Welche Auswirkungen hat das?
Xi spricht sich stärker für Mao Zedong aus, und negiert Mao nicht, wie viele erwartet haben, nur weil sein Vater in der Kulturrevolution verfolgt wurde. Darin liegt aber auch einer der Gründe, warum Xi sich weniger als seine Vorgänger für die Meinung der internationalen Gemeinschaft interessiert.
Sie sind zu Zeiten der Kulturrevolution aufgewachsen. Würde China ohne dieses Ereignis heute anders aussehen?
Die Kulturrevolution, ein schwarzer Fleck in der chinesischen Geschichte zwischen 1966 und 1976, ist in einem gewissen Sinne bis heute nicht zu Ende, weil eine gründliche Reflexion in den Medien und in der Wissenschaft bislang verboten wurde. Sie ist noch immer ein Tabu.
Genau wie die Studentenproteste auf dem Tiananmen-Platz. Was hat es mit Ihnen gemacht?
Es hat mein Leben verändert: Nach dem 4. Juni 1989 wurde ich festgenommen, schließlich organisierte ich noch immer Proteste. Aber es wurden auch viele Menschen umgebracht und China wurde bis heute einen friedlichen demokratischen Übergang verwehrt.

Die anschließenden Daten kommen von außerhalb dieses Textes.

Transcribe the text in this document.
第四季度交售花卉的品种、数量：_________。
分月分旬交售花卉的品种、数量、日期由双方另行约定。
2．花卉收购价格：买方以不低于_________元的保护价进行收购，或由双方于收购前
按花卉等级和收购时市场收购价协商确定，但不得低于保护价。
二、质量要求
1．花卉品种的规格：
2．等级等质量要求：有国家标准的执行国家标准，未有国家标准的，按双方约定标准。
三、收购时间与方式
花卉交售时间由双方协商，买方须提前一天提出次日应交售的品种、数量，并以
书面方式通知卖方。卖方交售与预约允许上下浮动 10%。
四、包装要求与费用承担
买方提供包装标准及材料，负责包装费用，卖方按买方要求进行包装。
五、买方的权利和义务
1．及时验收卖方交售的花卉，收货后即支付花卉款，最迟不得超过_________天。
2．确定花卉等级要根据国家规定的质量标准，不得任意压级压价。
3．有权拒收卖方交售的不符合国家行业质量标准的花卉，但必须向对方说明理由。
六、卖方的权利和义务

Wie viele Menschen tatsächlich gestorben sind, das weiß bis heute niemand. Denn es gibt bis heute kaum veröffentlichten Fakten aus Akten oder Untersuchungen und dennoch werden die westlichen Medien wortreich und (vermeintlich) überzeugend dafür kritisiert, die Angelegenheit zu übertreiben. In jedem Fall aber wurden die politischen Ambitionen einiger Generationen zerschlagen.
Sind die Chinesen bereit für eine Demokratie?
Die Kontrolle der staatlichen Obrigkeit durch Kontrollinstrumente sowie die Möglichkeit, auf friedlichem Wege einen Regierungswechsel herbeizuführen, sind Kernelemente einer Demokratie. Sie ist eine politische Ethik, eine politische Macht, die die Bürger haben sollten. Niemand kann voraussagen, ob China bereit für die Demokratie ist. Die kommunistische Partei Chinas wird einen Machtwechsel nicht zulassen. Gab es nun Fortschritte? Warum sollte man glauben, dass die Partei eine Demokratie vorbereitet? Auch im Ausland haben viele der Propaganda der KPCH Glauben geschenkt und glauben, dass China und sein Volk keine Demokratie brauchen. Aber das chinesische Volk sehnt sich nach demokratischen Rechten und die Partei nutzt Repressalien um ihre Diktatur zu erhalten und keine Widerspruch zu dulden.
Können soziale Medien bei diesem Übergang helfen?
Sie haben dem chinesischen Volk bereits eine weitere Plattform gegeben, ihre Meinung zu äußern. Aber: Während das Volk die Neuen Medien nutzt, um sich aufzulehnen und Freiheiten zu gewinnen, beschneiden die Behörden eben diese Freiheiten über die gleichen Kanäle. Es ist ein Grabenkampf, über den noch nicht entschieden wurde.
Wollen Sie eines Tages nach China zurückkehren?
Ich hoffe, dass meine Familie und ich irgendwann die Migration verlassen können, um wieder in Freiheit zu leben. Aber die Freiheit bekommen wir nicht, weil ich durch meine Kritik bedroht werde.